Happy New Years, everyone!
Performing a detailed and regular analysis of personal finances sucks. It’s also indescribably important if you want to retire early and with confidence that you’re really ready.
So after a 2 year hiatus and many requests from the awesome and loyal readers of this site, I’ve decided to bring back my monthly financial reports that I used to write. I quit writing them in January 2012 because, well, they were boring for me to write and they started to all look the same. At the time I didn’t think much of the decision, but it’s been two years and I still get requests from both new and old readers to bring them back. The public has spoken.
With that said, I do plan on making a few changes to the content and format.
First, I’ll no longer be publishing my salary from my 9-5 job. This is because it varies so much from month to month that it can be misleading or confusing. Some months I get 2 paychecks, others I get 3. Other times I’ll get bonuses or vested stock option. And while all this variation occurs, it means absolutely nothing towards my real goal of retiring and living comfortably on my passive income. This is why I only want to focus on my passive income and any money my wife and I make on the side doing things we enjoy.
Second, I’ll no longer be publishing my total net worth. When I started out this early retirement journey, I published my net worth because I had just read Your Money or Your Life and Early Retirement Extreme, which mostly concentrated on the 3% Safe Withdrawal Rate strategy (SWR). In other words, my ability to retire was directly proportional to my net worth, not my passive income. In the past 2.5 years however, I’ve spent a lot of time transitioning my investments to dividend stocks, interest yielding bonds, real estate investments, and other income generating investments. So now I prefer to track my actual passive and enjoyable income, rather than a fictional (although empirically reasonable) SWR.
This change in approach is heavily inspired by my revised model of wealth, and something you might want to research and consider if you’re on the same path. I won’t and legally can’t recommend this same strategy for you, it’s just a model that I’m most comfortable with.
I’ve also found this investment model of looking at passive income to be a lot more fun. I take great pleasure watching my passive income grow and see investments cover specific monthly budgets.
Hey look honey, Aflac (AFL) is now paying our monthly electric bill! And Pfizer is paying for our electric, gas, and water!

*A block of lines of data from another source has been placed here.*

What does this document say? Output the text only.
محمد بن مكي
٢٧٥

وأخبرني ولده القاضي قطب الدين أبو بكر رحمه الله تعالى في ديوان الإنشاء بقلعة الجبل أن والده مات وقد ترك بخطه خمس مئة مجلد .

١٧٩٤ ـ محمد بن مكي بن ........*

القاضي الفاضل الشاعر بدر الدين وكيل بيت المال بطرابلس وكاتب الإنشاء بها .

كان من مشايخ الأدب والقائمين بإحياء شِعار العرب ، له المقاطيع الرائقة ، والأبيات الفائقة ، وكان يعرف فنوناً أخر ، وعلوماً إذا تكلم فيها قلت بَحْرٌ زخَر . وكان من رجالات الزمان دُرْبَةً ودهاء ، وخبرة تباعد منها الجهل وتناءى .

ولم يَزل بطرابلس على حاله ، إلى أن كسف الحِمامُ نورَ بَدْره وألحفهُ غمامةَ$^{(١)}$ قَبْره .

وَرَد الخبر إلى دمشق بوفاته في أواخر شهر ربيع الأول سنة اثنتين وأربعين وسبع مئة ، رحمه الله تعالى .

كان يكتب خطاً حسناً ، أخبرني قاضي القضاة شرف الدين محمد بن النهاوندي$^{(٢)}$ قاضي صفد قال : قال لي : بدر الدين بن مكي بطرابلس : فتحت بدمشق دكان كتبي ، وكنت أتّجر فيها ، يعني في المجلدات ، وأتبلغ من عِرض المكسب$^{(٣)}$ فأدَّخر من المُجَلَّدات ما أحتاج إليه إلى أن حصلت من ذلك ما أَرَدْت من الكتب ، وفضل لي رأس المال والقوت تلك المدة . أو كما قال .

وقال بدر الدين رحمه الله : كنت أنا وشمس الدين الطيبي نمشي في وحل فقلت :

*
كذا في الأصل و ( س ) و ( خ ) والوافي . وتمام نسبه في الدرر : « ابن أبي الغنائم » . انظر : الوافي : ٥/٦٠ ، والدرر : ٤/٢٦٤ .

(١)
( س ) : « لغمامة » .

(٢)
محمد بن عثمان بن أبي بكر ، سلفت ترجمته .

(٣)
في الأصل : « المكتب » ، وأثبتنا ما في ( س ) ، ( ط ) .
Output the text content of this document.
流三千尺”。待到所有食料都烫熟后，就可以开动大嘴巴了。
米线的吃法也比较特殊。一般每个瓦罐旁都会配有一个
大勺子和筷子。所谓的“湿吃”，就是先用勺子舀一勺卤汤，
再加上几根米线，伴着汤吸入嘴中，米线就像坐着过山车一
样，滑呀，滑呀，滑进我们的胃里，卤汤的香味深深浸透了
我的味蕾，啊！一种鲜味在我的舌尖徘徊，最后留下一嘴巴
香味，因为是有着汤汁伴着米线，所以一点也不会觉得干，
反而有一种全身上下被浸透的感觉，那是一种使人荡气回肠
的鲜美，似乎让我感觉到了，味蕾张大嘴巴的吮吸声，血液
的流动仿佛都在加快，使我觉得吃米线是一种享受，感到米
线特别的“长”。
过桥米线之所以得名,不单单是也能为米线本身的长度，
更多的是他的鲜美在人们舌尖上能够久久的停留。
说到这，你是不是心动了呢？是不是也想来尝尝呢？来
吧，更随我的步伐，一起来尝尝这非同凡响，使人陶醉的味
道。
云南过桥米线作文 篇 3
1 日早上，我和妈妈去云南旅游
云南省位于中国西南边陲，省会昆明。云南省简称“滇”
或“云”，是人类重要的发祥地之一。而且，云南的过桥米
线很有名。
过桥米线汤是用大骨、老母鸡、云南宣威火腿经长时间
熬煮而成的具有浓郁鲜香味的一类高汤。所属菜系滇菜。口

Better yet, this doesn’t just start once you have hundreds of thousands of dollars or you reach FI. Even after you invest your first $5000 into a dividend yielding stock at a 4% yield, that’s still $200/year and $16.67/month! That alone can be put into real terms! You could make that your monthly alcohol budget, covering two $8 six packs per month. You now have a lifetime supply of beer. But it gets better. A few months later, you might see the dividend rise 10% even though you haven’t invested any more into that stock. This means your income rises to $220/year, $18.33/month. Now you’re drinking the $9 import beers.
Tracking income and forgetting net worth also increases the significance of side income created from various entrepreneurial venture. This makes those side gigs more immediately enjoyable to watch grow, it also motivates your desire to make them grow. Maybe this isn’t for everyone, but it certainly is for me and anyone else born with an entrepreneurial spirit.
You can watch as many football games you want, you’ll still be a terrible quarterback. You can watch every youtube clip of great public speeches, you’re still gonna suck at the podium if you haven’t done it before. And when it comes to finances, I can’t stress enough how writing these income & expense reports changed my financial health and perspective. It helped me drive down my expenses by over 50%, and put some real focus on my income growth – all while improving my happiness in life.
Reading my progress may be motivational and give you ideas, but it won’t make you a great quarterback or an exceptional public speaker. And so my challenge to you…
If you have a goal to achieve financial independence, start tracking a similar monthly report. You are free to do this anywhere you want – start your own blog (and send me the link!), create a Google Doc, or keep it in a notepad and let us all know how you’re doing.
I’d also like to offer up my own space here at BNL if there’s interest from people here. I could set up a lightweight forum for people to track their progress using a similar (or different) format than I’ll be using to track my progress. You could update your monthly reports, and have others see it as well. I think it would be a lot of fun if we got enough people tracking their own progress, learning from each other, advising each other with new money saving ideas, and encouraging and motivating other’s to continue their journey. If this interests you, let me know in the comments below or by clicking on the “Contact Me” link. If there’s interest, I’ll set something up before the end of the month.
FYI, I only spend about 2 hours at the end of each month to track my finances. That’s all it takes because I do all the tracking automatically through Quicken Home and Business. I just bought the new 2014 edition a few weeks ago, and prior to that I’d still been using the 2011 edition of Quicken (and prior to that the 2007 edition). In other words, the price looks expensive at first, but it’s pretty cheap if you only buy it every 2-3 years. Alternatively, Mint.com is a free web-based version. Mint is good too if you’re on a tight budget, but I definitely prefer Quicken and I’ve found that it pays for itself simply by helping me reduce my expenses (not to mention saves me a ton of time).
So let me know if you’re interested! Whether you’re $20K in debt, or have $1M saved, I’m confident this could help you improve your financial health.